6 g of POE lauryl ether were dissolved in 94 g of corn oil

(HLB =11.5, n = 9) under stirring. After dispersion of 4000 I.U. insulin in the solution while stirring, 1 g samples of the dispersion were filled into soft capsules for rectal use.

Example 5

In 76 g of corn oil, 1 g of POE lauryl ether (HLB = 11.5, n = 9), 9 g of white beeswax and 14 g of isopropyl myristate were dissolved at 60°C with stirring. After cooling to 35°C, 8000 IU of insulin was dispersed in the solution with stirring, and then 1 g samples of the dispersion were filled into soft capsules for rectal administration.

Example 6

In 81.8 g of corn oil, 1 g of POE lauryl ether (HLB= 11.5, n = 9), 10.4 g of white beeswax, 0.8 g of carnauba wax and 6.0 g of isopropyl myristate were dissolved at 60°C with stirring.

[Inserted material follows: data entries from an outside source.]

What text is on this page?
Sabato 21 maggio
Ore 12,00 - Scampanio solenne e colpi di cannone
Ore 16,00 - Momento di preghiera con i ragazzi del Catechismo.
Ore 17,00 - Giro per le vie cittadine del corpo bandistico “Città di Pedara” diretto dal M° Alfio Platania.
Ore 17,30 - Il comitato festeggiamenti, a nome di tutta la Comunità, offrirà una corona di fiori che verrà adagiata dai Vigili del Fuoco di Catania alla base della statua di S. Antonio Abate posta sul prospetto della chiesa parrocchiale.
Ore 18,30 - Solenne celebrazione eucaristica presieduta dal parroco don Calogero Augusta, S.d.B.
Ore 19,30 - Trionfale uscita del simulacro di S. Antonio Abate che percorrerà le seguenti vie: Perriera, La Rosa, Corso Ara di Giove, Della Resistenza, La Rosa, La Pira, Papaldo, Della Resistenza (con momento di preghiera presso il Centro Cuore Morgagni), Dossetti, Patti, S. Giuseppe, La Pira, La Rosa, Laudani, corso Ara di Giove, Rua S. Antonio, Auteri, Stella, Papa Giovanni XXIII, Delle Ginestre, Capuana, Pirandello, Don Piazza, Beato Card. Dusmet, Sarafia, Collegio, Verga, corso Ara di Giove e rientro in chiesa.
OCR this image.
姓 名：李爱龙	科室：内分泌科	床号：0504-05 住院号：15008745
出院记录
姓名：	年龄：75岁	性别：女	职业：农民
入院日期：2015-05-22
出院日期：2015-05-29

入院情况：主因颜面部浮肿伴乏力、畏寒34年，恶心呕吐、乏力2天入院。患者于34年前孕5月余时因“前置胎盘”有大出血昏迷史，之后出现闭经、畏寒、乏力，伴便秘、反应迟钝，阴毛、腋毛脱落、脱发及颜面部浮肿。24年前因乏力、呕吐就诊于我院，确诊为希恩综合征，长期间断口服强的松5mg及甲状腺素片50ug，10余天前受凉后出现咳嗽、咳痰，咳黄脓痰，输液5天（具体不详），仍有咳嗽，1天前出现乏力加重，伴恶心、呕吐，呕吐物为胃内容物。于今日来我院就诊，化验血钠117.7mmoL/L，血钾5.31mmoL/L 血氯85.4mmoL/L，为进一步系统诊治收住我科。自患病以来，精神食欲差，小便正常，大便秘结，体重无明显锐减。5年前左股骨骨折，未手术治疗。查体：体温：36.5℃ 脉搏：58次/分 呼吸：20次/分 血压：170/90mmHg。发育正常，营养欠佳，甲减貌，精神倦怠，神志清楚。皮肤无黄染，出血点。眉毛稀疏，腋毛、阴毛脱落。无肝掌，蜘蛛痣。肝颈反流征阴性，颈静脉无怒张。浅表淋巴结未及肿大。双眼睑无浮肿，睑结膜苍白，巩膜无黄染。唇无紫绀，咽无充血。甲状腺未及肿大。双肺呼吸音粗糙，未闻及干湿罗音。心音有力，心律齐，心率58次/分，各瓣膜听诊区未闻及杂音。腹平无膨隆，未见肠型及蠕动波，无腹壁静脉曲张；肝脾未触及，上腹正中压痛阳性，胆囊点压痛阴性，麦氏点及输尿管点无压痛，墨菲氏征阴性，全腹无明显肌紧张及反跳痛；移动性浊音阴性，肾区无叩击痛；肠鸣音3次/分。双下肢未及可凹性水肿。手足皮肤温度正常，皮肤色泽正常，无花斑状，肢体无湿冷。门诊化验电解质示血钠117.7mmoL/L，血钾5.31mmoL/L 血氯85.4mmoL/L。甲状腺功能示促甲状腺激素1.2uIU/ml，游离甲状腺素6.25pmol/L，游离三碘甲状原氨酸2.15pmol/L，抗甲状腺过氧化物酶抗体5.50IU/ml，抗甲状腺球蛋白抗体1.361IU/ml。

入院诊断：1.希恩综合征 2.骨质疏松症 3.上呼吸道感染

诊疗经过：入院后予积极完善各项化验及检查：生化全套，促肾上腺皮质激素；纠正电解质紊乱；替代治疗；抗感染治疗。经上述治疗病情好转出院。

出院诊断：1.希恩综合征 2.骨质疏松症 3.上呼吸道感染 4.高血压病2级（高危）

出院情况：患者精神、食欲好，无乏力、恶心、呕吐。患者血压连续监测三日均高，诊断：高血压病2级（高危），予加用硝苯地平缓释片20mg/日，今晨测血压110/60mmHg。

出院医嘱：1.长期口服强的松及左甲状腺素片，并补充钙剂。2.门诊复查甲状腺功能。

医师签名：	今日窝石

After cooling to 35°C, 8000 IU insulin was dispersed in the solution with stirring, and then 1 g samples of the dispersion were filled into soft capsules for rectal administration.

Claims (3)

1. Method for the production of insulin-containing preparations for rectal use, by mixing m.an (1) , insulin (2) an oily or aqueous preparation base for rectal use, and (3) at least one absorption-accelerating agent, characterized in that a polyoxyethylene-higher alcohol ether or polyoxyethylene-higher alkylphenol ether is used as an absorption-accelerating agent, which has an HLB value of 6 - 19, and where the average number of polyoxyethylene units is 4 - 30, in a amount of 0.001 - 0.5 times the weight of the preparation base layer. 2. Process according to claim 1, characterized in that the polyoxyethylene higher alcohol ether is polyoxyethylene lauryl ether with an HLB value of 11.5. 3. Process according to claim 1, characterized in that the polyoxyethylene-higher alkylphenol ether is polyoxyethylene-nonylphenyl ether with an HLB value of 16.5.